Knockaloe - Military camp on the Isle of Man where Pilates was interned during WW1


In our day to activities, we constantly fight off illness with our immune system.  Exercise helps our whole body, including our immune system, to function properly.  Here’s a little bit of history behind the Pilates Method and how it came to be, as well as how it is said to have been helpful in warding off the Spanish Flu at the start of the 1900s.

“Joseph Pilates was born in Mönchengladbach, a small town near Dusseldorf, Germany, in 1880. He was a small and sickly child who suffered from asthma, rickets and rheumatic fever. He was so skinny that he couldn’t fight back when he was being bullied at school, and it was these conditions that caused him to begin the journey to fitness and health. His father was a prizewinning gymnast and his mother a naturopath. A family physician gave him a discarded anatomy book and as he put it “I learned every page, every part of the body; I would move each part as I memorized it. As a child, I would lie in the woods for hours, hiding and watching the animals move, how the mother taught the young.” he said. He studied both Eastern and Western forms of exercise including yoga, Zen, and ancient Greek and Roman regimens. By the time he was 14 he had worked so hard he had developed his body to the point that he was modelling for anatomy charts.

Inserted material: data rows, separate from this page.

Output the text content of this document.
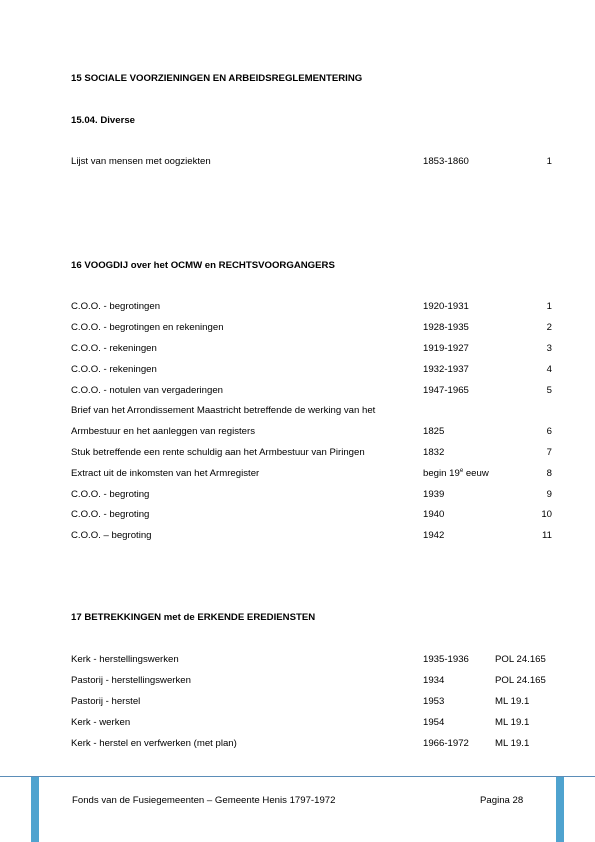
15 SOCIALE VOORZIENINGEN EN ARBEIDSREGLEMENTERING
15.04. Diverse
Lijst van mensen met oogziekten	1853-1860	1
16 VOOGDIJ over het OCMW en RECHTSVOORGANGERS
C.O.O. - begrotingen	1920-1931	1
C.O.O. - begrotingen en rekeningen	1928-1935	2
C.O.O. - rekeningen	1919-1927	3
C.O.O. - rekeningen	1932-1937	4
C.O.O. - notulen van vergaderingen	1947-1965	5
Brief van het Arrondissement Maastricht betreffende de werking van het
Armbestuur en het aanleggen van registers	1825	6
Stuk betreffende een rente schuldig aan het Armbestuur van Piringen	1832	7
Extract uit de inkomsten van het Armregister	begin 19e eeuw	8
C.O.O. - begroting	1939	9
C.O.O. - begroting	1940	10
C.O.O. – begroting	1942	11
17 BETREKKINGEN met de ERKENDE EREDIENSTEN
Kerk - herstellingswerken	1935-1936	POL 24.165
Pastorij - herstellingswerken	1934	POL 24.165
Pastorij - herstel	1953	ML 19.1
Kerk - werken	1954	ML 19.1
Kerk - herstel en verfwerken (met plan)	1966-1972	ML 19.1
Fonds van de Fusiegemeenten – Gemeente Henis 1797-1972	Pagina 28
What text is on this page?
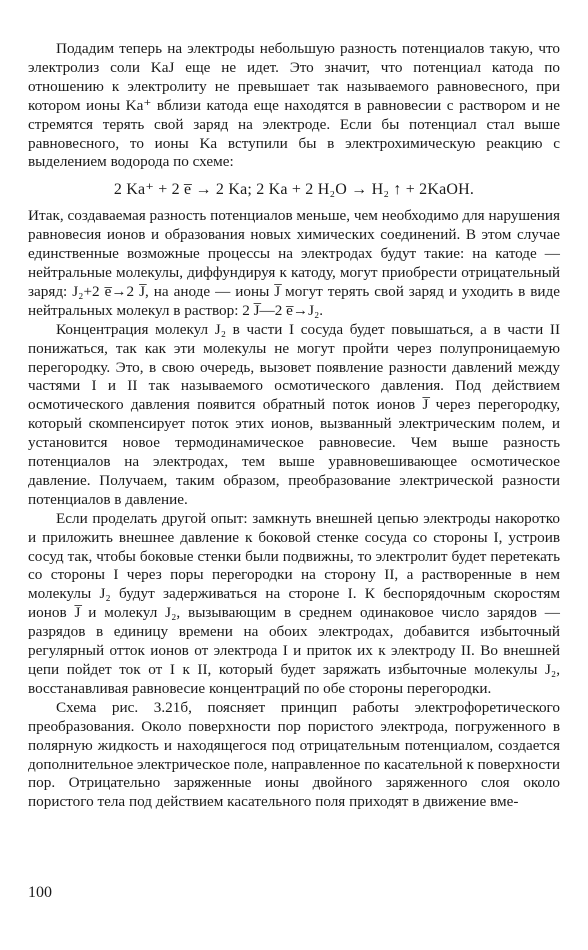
Подадим теперь на электроды небольшую разность потенциалов такую, что электролиз соли KaJ еще не идет. Это значит, что потенциал катода по отношению к электролиту не превышает так называемого равновесного, при котором ионы Ka⁺ вблизи катода еще находятся в равновесии с раствором и не стремятся терять свой заряд на электроде. Если бы потенциал стал выше равновесного, то ионы Ka вступили бы в электрохимическую реакцию с выделением водорода по схеме:

2 Ka⁺ + 2 e̅ → 2 Ka; 2 Ka + 2 H₂O → H₂ ↑ + 2KaOH.

Итак, создаваемая разность потенциалов меньше, чем необходимо для нарушения равновесия ионов и образования новых химических соединений. В этом случае единственные возможные процессы на электродах будут такие: на катоде — нейтральные молекулы, диффундируя к катоду, могут приобрести отрицательный заряд: J₂+2 e̅→2 J̅, на аноде — ионы J̅ могут терять свой заряд и уходить в виде нейтральных молекул в раствор: 2 J̅—2 e̅→J₂.

Концентрация молекул J₂ в части I сосуда будет повышаться, а в части II понижаться, так как эти молекулы не могут пройти через полупроницаемую перегородку. Это, в свою очередь, вызовет появление разности давлений между частями I и II так называемого осмотического давления. Под действием осмотического давления появится обратный поток ионов J̅ через перегородку, который скомпенсирует поток этих ионов, вызванный электрическим полем, и установится новое термодинамическое равновесие. Чем выше разность потенциалов на электродах, тем выше уравновешивающее осмотическое давление. Получаем, таким образом, преобразование электрической разности потенциалов в давление.

Если проделать другой опыт: замкнуть внешней цепью электроды накоротко и приложить внешнее давление к боковой стенке сосуда со стороны I, устроив сосуд так, чтобы боковые стенки были подвижны, то электролит будет перетекать со стороны I через поры перегородки на сторону II, а растворенные в нем молекулы J₂ будут задерживаться на стороне I. К беспорядочным скоростям ионов J̅ и молекул J₂, вызывающим в среднем одинаковое число зарядов — разрядов в единицу времени на обоих электродах, добавится избыточный регулярный отток ионов от электрода I и приток их к электроду II. Во внешней цепи пойдет ток от I к II, который будет заряжать избыточные молекулы J₂, восстанавливая равновесие концентраций по обе стороны перегородки.

Схема рис. 3.21б, поясняет принцип работы электрофоретического преобразования. Около поверхности пор пористого электрода, погруженного в полярную жидкость и находящегося под отрицательным потенциалом, создается дополнительное электрическое поле, направленное по касательной к поверхности пор. Отрицательно заряженные ионы двойного заряженного слоя около пористого тела под действием касательного поля приходят в движение вме-

100
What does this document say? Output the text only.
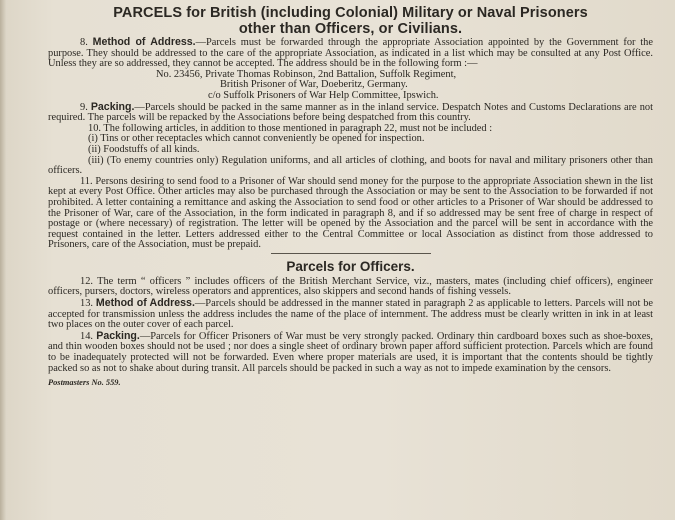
PARCELS for British (including Colonial) Military or Naval Prisoners
other than Officers, or Civilians.

8. Method of Address.—Parcels must be forwarded through the appropriate Association appointed by the Government for the purpose. They should be addressed to the care of the appropriate Association, as indicated in a list which may be consulted at any Post Office. Unless they are so addressed, they cannot be accepted. The address should be in the following form :—

No. 23456, Private Thomas Robinson, 2nd Battalion, Suffolk Regiment,
British Prisoner of War, Doeberitz, Germany.
c/o Suffolk Prisoners of War Help Committee, Ipswich.

9. Packing.—Parcels should be packed in the same manner as in the inland service. Despatch Notes and Customs Declarations are not required. The parcels will be repacked by the Associations before being despatched from this country.

10. The following articles, in addition to those mentioned in paragraph 22, must not be included :

(i) Tins or other receptacles which cannot conveniently be opened for inspection.

(ii) Foodstuffs of all kinds.

(iii) (To enemy countries only) Regulation uniforms, and all articles of clothing, and boots for naval and military prisoners other than officers.

11. Persons desiring to send food to a Prisoner of War should send money for the purpose to the appropriate Association shewn in the list kept at every Post Office. Other articles may also be purchased through the Association or may be sent to the Association to be forwarded if not prohibited. A letter containing a remittance and asking the Association to send food or other articles to a Prisoner of War should be addressed to the Prisoner of War, care of the Association, in the form indicated in paragraph 8, and if so addressed may be sent free of charge in respect of postage or (where necessary) of registration. The letter will be opened by the Association and the parcel will be sent in accordance with the request contained in the letter. Letters addressed either to the Central Committee or local Association as distinct from those addressed to Prisoners, care of the Association, must be prepaid.

Parcels for Officers.

12. The term “ officers ” includes officers of the British Merchant Service, viz., masters, mates (including chief officers), engineer officers, pursers, doctors, wireless operators and apprentices, also skippers and second hands of fishing vessels.

13. Method of Address.—Parcels should be addressed in the manner stated in paragraph 2 as applicable to letters. Parcels will not be accepted for transmission unless the address includes the name of the place of internment. The address must be clearly written in ink in at least two places on the outer cover of each parcel.

14. Packing.—Parcels for Officer Prisoners of War must be very strongly packed. Ordinary thin cardboard boxes such as shoe-boxes, and thin wooden boxes should not be used ; nor does a single sheet of ordinary brown paper afford sufficient protection. Parcels which are found to be inadequately protected will not be forwarded. Even where proper materials are used, it is important that the contents should be tightly packed so as not to shake about during transit. All parcels should be packed in such a way as not to impede examination by the censors.

Postmasters No. 559.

When WW1 broke out in 1914 he was interned along with other German nationals in a “camp” for enemy aliens in Lancaster. There he taught wrestling and self-defense, boasting that his students would emerge stronger than they were before being interned. It was here that he began devising his system of original exercises that later became “Contrology”.  He was then transferred to another camp on The Isle of Man where he became something of a nurse and worked with many internees who suffered from wartime diseases and incarceration. He then began devising equipment to rehabilitate them, taking the springs from the beds and rigging exercise apparatus for the bedridden! In 1918, a terrible epidemic of influenza swept the world, killing millions of people, tens of thousands in England. None of Joe’s followers succumbed even though the camps were the hardest hit! “

In the conclusion of a recent broadly published paper – Debunking the Myth of Exercise-Induced Immune Suppression: Redefining the Impact of Exercise on Immunological Health Across the Lifespan (2018) by John P. Campbell & James E. Turner – evidence from epidemiological studies showed that leading a physically active lifestyle reduces the incidence of communicable (e.g., bacterial and viral infections) and non-communicable diseases (e.g., cancer), implying that immune competency is enhanced by regular exercise bouts.

Many of the ‘pumping’ style exercises in Pilates require the rhythmic breath that pumps fresh oxygenated blood throughout the whole body.  This rejuvenates and cleanses the body allowing the lymphatic and immune systems to do their job more effectively.

It is well known that regular exercise – especially if performed the way the body was designed to perform it – helps to boost one’s immune system.  Pilates exercises focus on the lymphatic and respiratory systems as well as the core muscles, which greatly improve the body’s ability to function at its best.